The 2009 economy and your wallet
The new president's first job will be to repair a badly broken economy. Here's how he'll take on the four biggest challenges - and what that means for you.
(Money Magazine) -- Under normal circumstances, the election of Barack Obama would have meant a lot for your wallet. As a candidate, Obama promised to shift the burden of taxes toward the affluent, get health coverage to the uninsured and slap tougher regulations on financial products.
But these aren't normal circumstances. Major financial institutions have disappeared virtually overnight. American automakers are now in danger of doing the same. Retirement funds are drying up and job losses have skyrocketed.
Forget "change you can believe in" - this is change you hope that Obama can keep up with. The new president and the Democrat-controlled Congress have more to do, and will spend more taxpayer money, than almost anyone would have expected a few months ago.
"The recession train has left the station," says Harvard University's Kenneth Rogoff, former chief economist at the International Monetary Fund. "This is about trying to prevent it from driving off a cliff."
So can the new crew head off a crash? Let's take a close look at what to expect from the government in 2009 and at how that changes your own financial game plan.
One in 10 mortgages is either in foreclosure or delinquent on payments. That's costing the rest of us big-time: If two houses on your street go into foreclosure, you can shave 10% off the value of your house, says Mesirow Financial economist Diane Swonk. The home-equity bonfire has eliminated an easy source of credit - a heavy drag on an economy that has depended on consumer spending for 71% of GDP.

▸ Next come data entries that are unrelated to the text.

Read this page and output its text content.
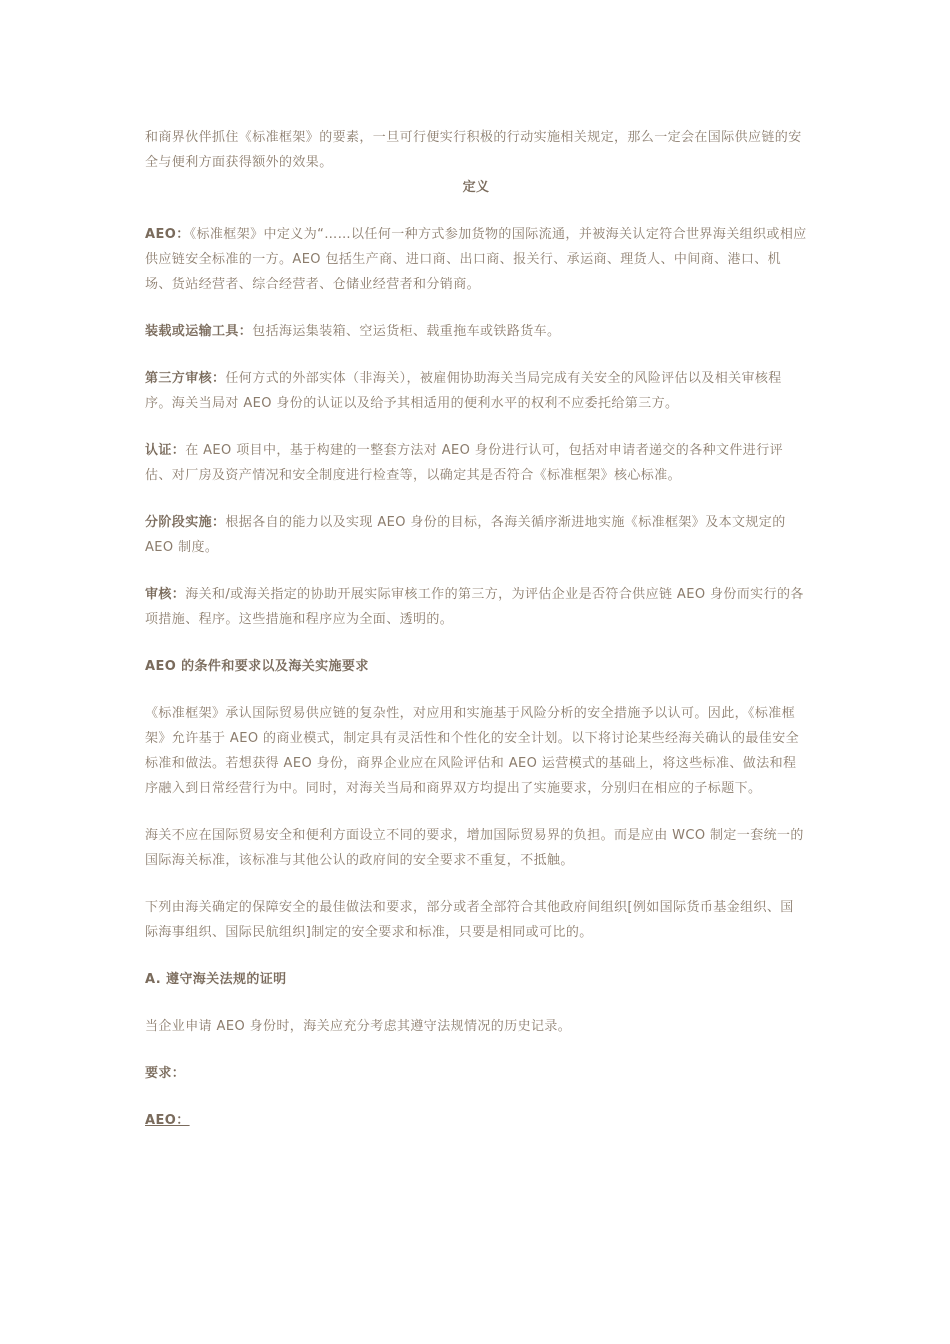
和商界伙伴抓住《标准框架》的要素，一旦可行便实行积极的行动实施相关规定，那么一定会在国际供应链的安全与便利方面获得额外的效果。

定义

AEO：《标准框架》中定义为“……以任何一种方式参加货物的国际流通，并被海关认定符合世界海关组织或相应供应链安全标准的一方。AEO 包括生产商、进口商、出口商、报关行、承运商、理货人、中间商、港口、机场、货站经营者、综合经营者、仓储业经营者和分销商。

装载或运输工具：包括海运集装箱、空运货柜、载重拖车或铁路货车。

第三方审核：任何方式的外部实体（非海关），被雇佣协助海关当局完成有关安全的风险评估以及相关审核程序。海关当局对 AEO 身份的认证以及给予其相适用的便利水平的权利不应委托给第三方。

认证：在 AEO 项目中，基于构建的一整套方法对 AEO 身份进行认可，包括对申请者递交的各种文件进行评估、对厂房及资产情况和安全制度进行检查等，以确定其是否符合《标准框架》核心标准。

分阶段实施：根据各自的能力以及实现 AEO 身份的目标，各海关循序渐进地实施《标准框架》及本文规定的 AEO 制度。

审核：海关和/或海关指定的协助开展实际审核工作的第三方，为评估企业是否符合供应链 AEO 身份而实行的各项措施、程序。这些措施和程序应为全面、透明的。

AEO 的条件和要求以及海关实施要求

《标准框架》承认国际贸易供应链的复杂性，对应用和实施基于风险分析的安全措施予以认可。因此，《标准框架》允许基于 AEO 的商业模式，制定具有灵活性和个性化的安全计划。以下将讨论某些经海关确认的最佳安全标准和做法。若想获得 AEO 身份，商界企业应在风险评估和 AEO 运营模式的基础上，将这些标准、做法和程序融入到日常经营行为中。同时，对海关当局和商界双方均提出了实施要求，分别归在相应的子标题下。

海关不应在国际贸易安全和便利方面设立不同的要求，增加国际贸易界的负担。而是应由 WCO 制定一套统一的国际海关标准，该标准与其他公认的政府间的安全要求不重复，不抵触。

下列由海关确定的保障安全的最佳做法和要求，部分或者全部符合其他政府间组织[例如国际货币基金组织、国际海事组织、国际民航组织]制定的安全要求和标准，只要是相同或可比的。

A. 遵守海关法规的证明

当企业申请 AEO 身份时，海关应充分考虑其遵守法规情况的历史记录。

要求：

AEO：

What to expect from Obama: Obama will be under intense pressure from both left and right to expand Washington's footprint in the housing market. That's because none of the efforts so far have had much impact. The Hope for Homeowners program, which offers banks a government guarantee in exchange for reducing the principal on mortgages, has led to just a few hundred loan modifications.
One reason: Many mortgages are serviced by firms that don't actually own the debt. Those servicers have less incentive to act - and may fear lawsuits from far-flung investors holding bits and pieces of the mortgage. "It's been like using a paper cup to bail out a sinking ship," says Mark Zandi, chief economist of Moody's Economy.com and a former McCain adviser. "We need some real big buckets."
What would bigger buckets look like? First, Obama can attack the slump in demand. The administration might pull the trigger on a proposal from the current Treasury team to finance new mortgages at rates as low as 4.5%.
To stanch foreclosures, Obama wants new bankruptcy rules that would allow judges to modify some mortgages. Many Democrats also back a plan from Sheila Bair, current head of the Federal Deposit Insurance Corporation. The government would offer a deal: If the lender lowers the mortgage payment, Uncle Sam will pick up 50% of the losses if the borrower ultimately defaults. This might require a law to shield servicers from investor lawsuits. The FDIC estimates that this could stop 1.5 million foreclosures, at a cost to taxpayers of about $24 billion.
Some voters will find this hard to swallow. Bair's program pays out to homeowners and financial players who made bad bets, while the rest of us keep living in the houses we could actually afford. And there's an argument that home prices have to find their natural bottom. But many economists worry that the market will overshoot on the way down just as it did on the way up. "We could be looking at a death spiral in prices if the rate of foreclosures isn't reduced," says Nariman Behravesh, chief economist at Global Insight.
Even if intervention works, things will be ugly. "You can't stop the correction that is still required to offset the speculative excesses of the bubble," says economist Jared Bernstein, an adviser to Obama's campaign. "That correction is going to continue through 2009."
Your strategy if you're a seller: Obama has no quick fix. If you must sell now, move fast and be realistic. Undercut asking prices in your neighborhood, using the (lower) prices actually paid as a guide, advises Gabriel Bedoya of the real estate firm Corcoran Group. "It's a much better gauge of what people are willing to pay," he says.
Your strategy if you're a buyer: No hurry. But don't fret about trying to pick the bottom - you can get a house at a good price now if you are willing to stay put. In 2009, houses will be more affordable than they have been in a decade, according to research by UBS. And thanks to a Federal Reserve rate-cutting spree, 30-year mortgages are at an all-time low.
Your strategy if you're staying put: Whatever Obama does, the Fed's rate push makes this a good time to look at refinancing.